The Cost of Losing Artwork

UC Berkeley Loses Artwork, Can't Afford to Repurchase

UC Berkeley officials say they can't afford to buy back an historic piece of artwork valued at over $1 million that was mistakenly sold for less than $200.

UC Berkeley Risk Manager Andrew Goldblatt tells The Daily Californian the artwork, a series of carved redwood panels sculpted by renowned African American artist Sargent Johnson, were created in the 1930's as organ screens for the old California School for the Deaf and Blind. The work was commissioned as part of the Work Progress administration under the New Deal.

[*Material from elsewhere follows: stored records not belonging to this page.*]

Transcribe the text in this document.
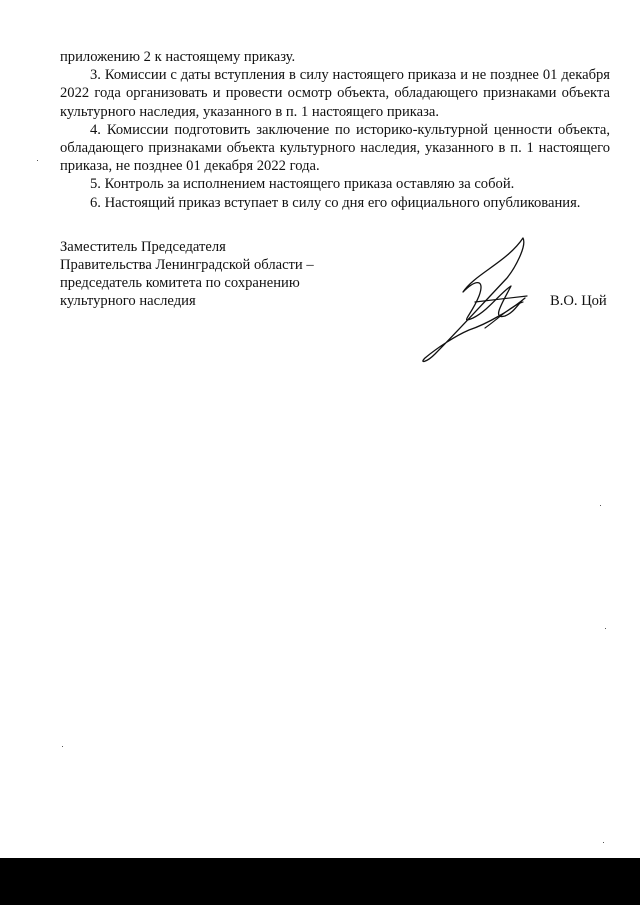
приложению 2 к настоящему приказу.

3. Комиссии с даты вступления в силу настоящего приказа и не позднее 01 декабря 2022 года организовать и провести осмотр объекта, обладающего признаками объекта культурного наследия, указанного в п. 1 настоящего приказа.

4. Комиссии подготовить заключение по историко-культурной ценности объекта, обладающего признаками объекта культурного наследия, указанного в п. 1 настоящего приказа, не позднее 01 декабря 2022 года.

5. Контроль за исполнением настоящего приказа оставляю за собой.

6. Настоящий приказ вступает в силу со дня его официального опубликования.

Заместитель Председателя
Правительства Ленинградской области –
председатель комитета по сохранению
культурного наследия	В.О. Цой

When the UC Board of Regents bought the old school and renamed it the Clark Kerr Campus in the 1980's, the panels were lost in storage.

Goldblatt says the panels turned up again in 2009, when an art and furniture dealer named Greg Favors discovered them in the campus' surplus storage. Not knowing who the artist was or what the panels were worth, the dealer bought them from the school for about $165.

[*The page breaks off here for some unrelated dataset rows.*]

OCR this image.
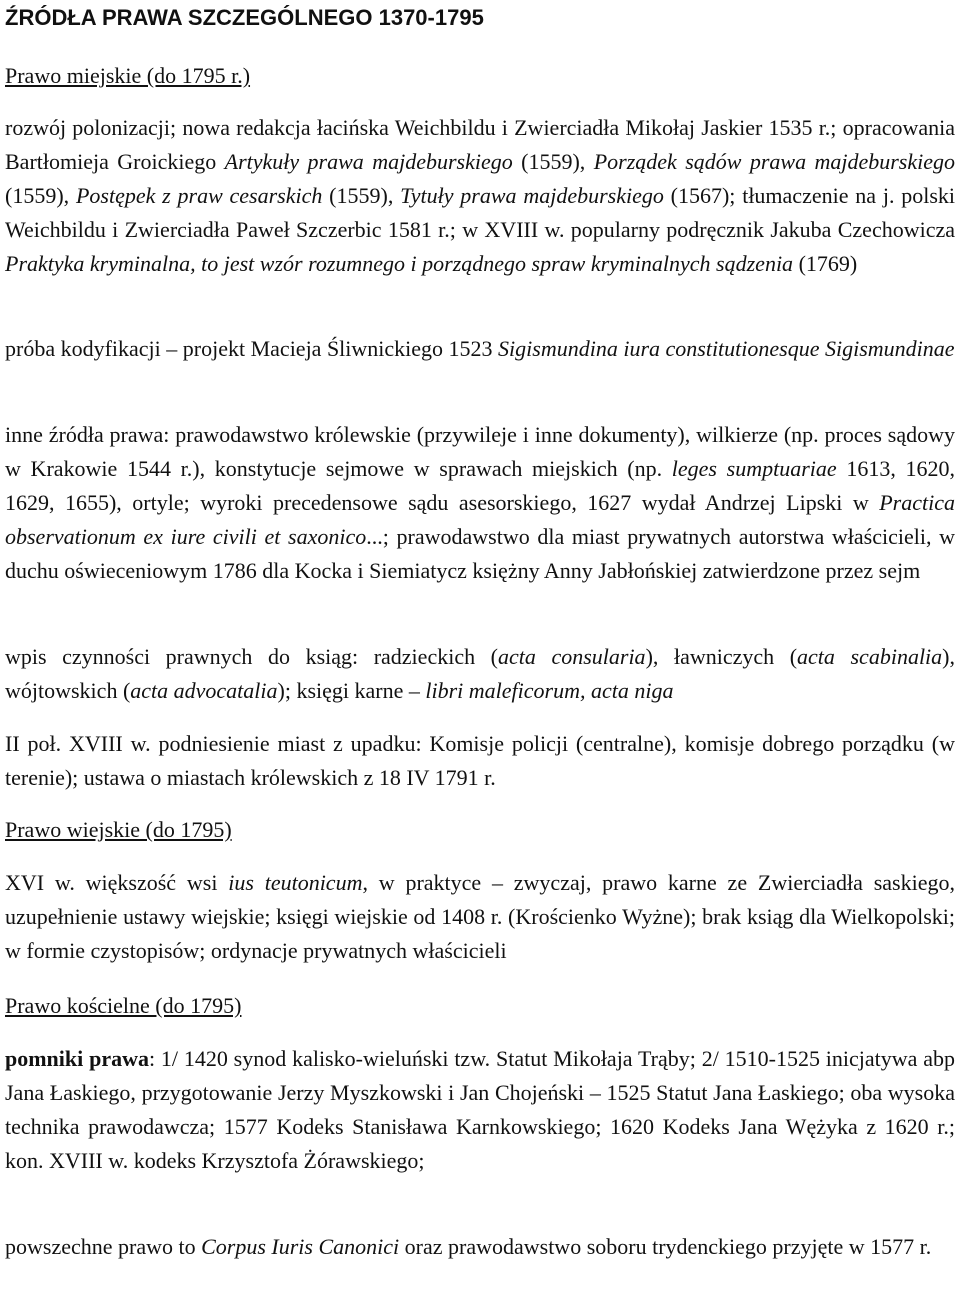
ŹRÓDŁA PRAWA SZCZEGÓLNEGO 1370-1795

Prawo miejskie (do 1795 r.)

rozwój polonizacji; nowa redakcja łacińska Weichbildu i Zwierciadła Mikołaj Jaskier 1535 r.; opracowania Bartłomieja Groickiego Artykuły prawa majdeburskiego (1559), Porządek sądów prawa majdeburskiego (1559), Postępek z praw cesarskich (1559), Tytuły prawa majdeburskiego (1567); tłumaczenie na j. polski Weichbildu i Zwierciadła Paweł Szczerbic 1581 r.; w XVIII w. popularny podręcznik Jakuba Czechowicza Praktyka kryminalna, to jest wzór rozumnego i porządnego spraw kryminalnych sądzenia (1769)

próba kodyfikacji – projekt Macieja Śliwnickiego 1523 Sigismundina iura constitutionesque Sigismundinae

inne źródła prawa: prawodawstwo królewskie (przywileje i inne dokumenty), wilkierze (np. proces sądowy w Krakowie 1544 r.), konstytucje sejmowe w sprawach miejskich (np. leges sumptuariae 1613, 1620, 1629, 1655), ortyle; wyroki precedensowe sądu asesorskiego, 1627 wydał Andrzej Lipski w Practica observationum ex iure civili et saxonico...; prawodawstwo dla miast prywatnych autorstwa właścicieli, w duchu oświeceniowym 1786 dla Kocka i Siemiatycz księżny Anny Jabłońskiej zatwierdzone przez sejm

wpis czynności prawnych do ksiąg: radzieckich (acta consularia), ławniczych (acta scabinalia), wójtowskich (acta advocatalia); księgi karne – libri maleficorum, acta niga

II poł. XVIII w. podniesienie miast z upadku: Komisje policji (centralne), komisje dobrego porządku (w terenie); ustawa o miastach królewskich z 18 IV 1791 r.

Prawo wiejskie (do 1795)

XVI w. większość wsi ius teutonicum, w praktyce – zwyczaj, prawo karne ze Zwierciadła saskiego, uzupełnienie ustawy wiejskie; księgi wiejskie od 1408 r. (Krościenko Wyżne); brak ksiąg dla Wielkopolski; w formie czystopisów; ordynacje prywatnych właścicieli

Prawo kościelne (do 1795)

pomniki prawa: 1/ 1420 synod kalisko-wieluński tzw. Statut Mikołaja Trąby; 2/ 1510-1525 inicjatywa abp Jana Łaskiego, przygotowanie Jerzy Myszkowski i Jan Chojeński – 1525 Statut Jana Łaskiego; oba wysoka technika prawodawcza; 1577 Kodeks Stanisława Karnkowskiego; 1620 Kodeks Jana Wężyka z 1620 r.; kon. XVIII w. kodeks Krzysztofa Żórawskiego;

powszechne prawo to Corpus Iuris Canonici oraz prawodawstwo soboru trydenckiego przyjęte w 1577 r.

The artwork was then sold to the Huntington Library, Art Collections and Botanical Gardens in San Marino, where they're set to go on permanent display in 2014.

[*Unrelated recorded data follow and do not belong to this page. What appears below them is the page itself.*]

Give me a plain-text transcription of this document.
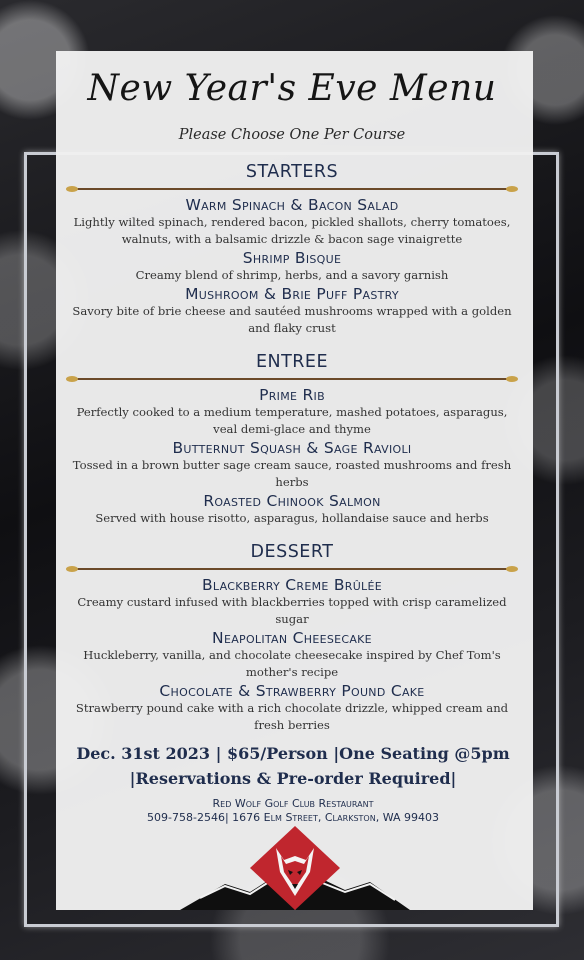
New Year's Eve Menu
Please Choose One Per Course
STARTERS
Warm Spinach & Bacon Salad
Lightly wilted spinach, rendered bacon, pickled shallots, cherry tomatoes, walnuts, with a balsamic drizzle & bacon sage vinaigrette
Shrimp Bisque
Creamy blend of shrimp, herbs, and a savory garnish
Mushroom & Brie Puff Pastry
Savory bite of brie cheese and sautéed mushrooms wrapped with a golden and flaky crust
ENTREE
Prime Rib
Perfectly cooked to a medium temperature, mashed potatoes, asparagus, veal demi-glace and thyme
Butternut Squash & Sage Ravioli
Tossed in a brown butter sage cream sauce, roasted mushrooms and fresh herbs
Roasted Chinook Salmon
Served with house risotto, asparagus, hollandaise sauce and herbs
DESSERT
Blackberry Creme Brûlée
Creamy custard infused with blackberries topped with crisp caramelized sugar
Neapolitan Cheesecake
Huckleberry, vanilla, and chocolate cheesecake inspired by Chef Tom's mother's recipe
Chocolate & Strawberry Pound Cake
Strawberry pound cake with a rich chocolate drizzle, whipped cream and fresh berries
Dec. 31st 2023 | $65/Person |One Seating @5pm
|Reservations & Pre-order Required|
Red Wolf Golf Club Restaurant
509-758-2546| 1676 Elm Street, Clarkston, WA 99403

The University didn't even realize the artwork had been sold until Gray Brechin, a visiting scholar in geography at UC Berkeley and project scholar for the Living New Deal, contacted them. Favors had sent photos of the artwork to Brechin, hoping he would be able to identify the artist.

Goldblatt says UC Berkeley considered repurchasing the artwork, which an appraiser estimated at $215,000. But due to shrinking budgets, administrators determined they couldn't afford it.

The panels have since been valued at more than $1 million.